Cento deputati, provenienti dalle chiese di quello che è il Distretto più ampio in Italia. E proprio questa caratteristica rende i lavori della Conferenza distrettuale (Cd) particolarmente ricchi di interesse e di contenuti. Il merito va, indubbiamente, alla Ced uscente che nel corso dell’anno ha saputo stimolare attraverso il dibattito, anche all’interno dei Circuiti, su tematiche che si sono rivelate particolarmente coinvolgenti.
I tre giorni di Cd hanno costituito un momento di ulteriore sviluppo ed approfondimento delle tematiche che hanno coinvolto le chiese.Partendo dalle linee e indicazioni emerse durante il Sinodo 2025, quello che stiamo concludendo è stato un anno di studio, confronto e sperimentazione su diversi aspetti della vita della Chiesa e delle chiese. Un tema che ha costituito il filo conduttore è stato quello della democrazia, cercando di non limitare l’argomento al solo tema del “potere” affidato alla “base”, ma leggendo lo spirito democratico, che dovrebbe essere uno degli elementi caratterizzanti il nostro essere chiesa impegnata nel mondo, come appello alla responsabilità non solo collettiva, ma anche individuale.
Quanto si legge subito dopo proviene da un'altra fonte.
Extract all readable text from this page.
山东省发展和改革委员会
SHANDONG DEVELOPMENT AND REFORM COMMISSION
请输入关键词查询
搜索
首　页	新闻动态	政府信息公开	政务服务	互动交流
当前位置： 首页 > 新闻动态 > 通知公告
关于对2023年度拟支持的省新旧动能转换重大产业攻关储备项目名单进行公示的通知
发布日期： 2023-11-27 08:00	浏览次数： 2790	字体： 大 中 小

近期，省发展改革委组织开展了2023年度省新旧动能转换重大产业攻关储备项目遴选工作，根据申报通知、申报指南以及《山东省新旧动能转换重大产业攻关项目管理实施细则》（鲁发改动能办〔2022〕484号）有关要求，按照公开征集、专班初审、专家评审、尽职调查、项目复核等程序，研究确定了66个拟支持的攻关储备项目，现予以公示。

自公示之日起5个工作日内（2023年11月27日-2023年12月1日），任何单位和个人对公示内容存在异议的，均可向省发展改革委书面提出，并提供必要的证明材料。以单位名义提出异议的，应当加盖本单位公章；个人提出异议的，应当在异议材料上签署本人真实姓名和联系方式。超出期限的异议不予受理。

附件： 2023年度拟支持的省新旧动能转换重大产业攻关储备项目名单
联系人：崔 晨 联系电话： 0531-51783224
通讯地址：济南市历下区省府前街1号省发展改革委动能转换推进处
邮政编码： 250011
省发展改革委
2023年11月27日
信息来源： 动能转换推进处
Proprio per cercare di attuare questo passaggio tutti i Circuiti del II Distretto hanno attuato la sperimentazione incoraggiata dal Sinodo 2025 del “Consiglio di Circuito allargato”. Un’esperienza della quale abbiamo parlato e sulla quale ci siamo confrontati, che ha avuto aspetti sia positivi sia negativi, ma che si auspica possa proseguire trovando le opportune modifiche o i necessari accorgimenti per far sì che possa essere uno strumento efficace per rendere concreto il coinvolgimento di tutte le comunità locali nell’impegno per quello che è stato l’altro tema importante della Cd: la vita della chiesa e l’evangelizzazione.Penso di non esagerare dicendo che quello dell’evangelizzazione è da anni, anzi da decenni, un argomento al centro dei dibattiti all’interno delle nostre chiese. Durante il lavoro in gruppi abbiamo affrontato questo argomento partendo da una affermazione non scontata e che può apparire provocatoria: una lettura negativa del termine “evangelizzare”. Questo nasce da tutte quelle forme di “evangelizzazione forzata” che nel passato sono state attuate. L’evangelizzazione è stata vista come qualcosa che contrasta con la democrazia che è stata al centro di tanti dibattiti e anche del Forum organizzato dalla Ced II Distretto. Qualcuno ha suggerito di parlare piuttosto di “testimonianza”.
La discussione nel gruppo ha poi prodotto un atto col quale si ribadisce che l’annuncio di Cristo è elemento fondamentale della nostra fede e della nostra vita orientate verso il regno, e che invita sia i singoli sia le chiese ad assumersi la responsabilità di annuncio della speranza cristiana, attraverso l’incontro, l’ascolto reciproco, la testimonianza dell’Evangelo. Mi fermo qui con la citazione dell’atto, ma attraverso queste parole siamo tornati a un termine già citato in questo articolo: “Responsabilità”. È vero che Dio può far sorgere anche dalle pietre dei testimoni della sua Parola, ma oggi, adesso, quei testimoni siamo noi e siamo posti davanti alle nostre responsabilità.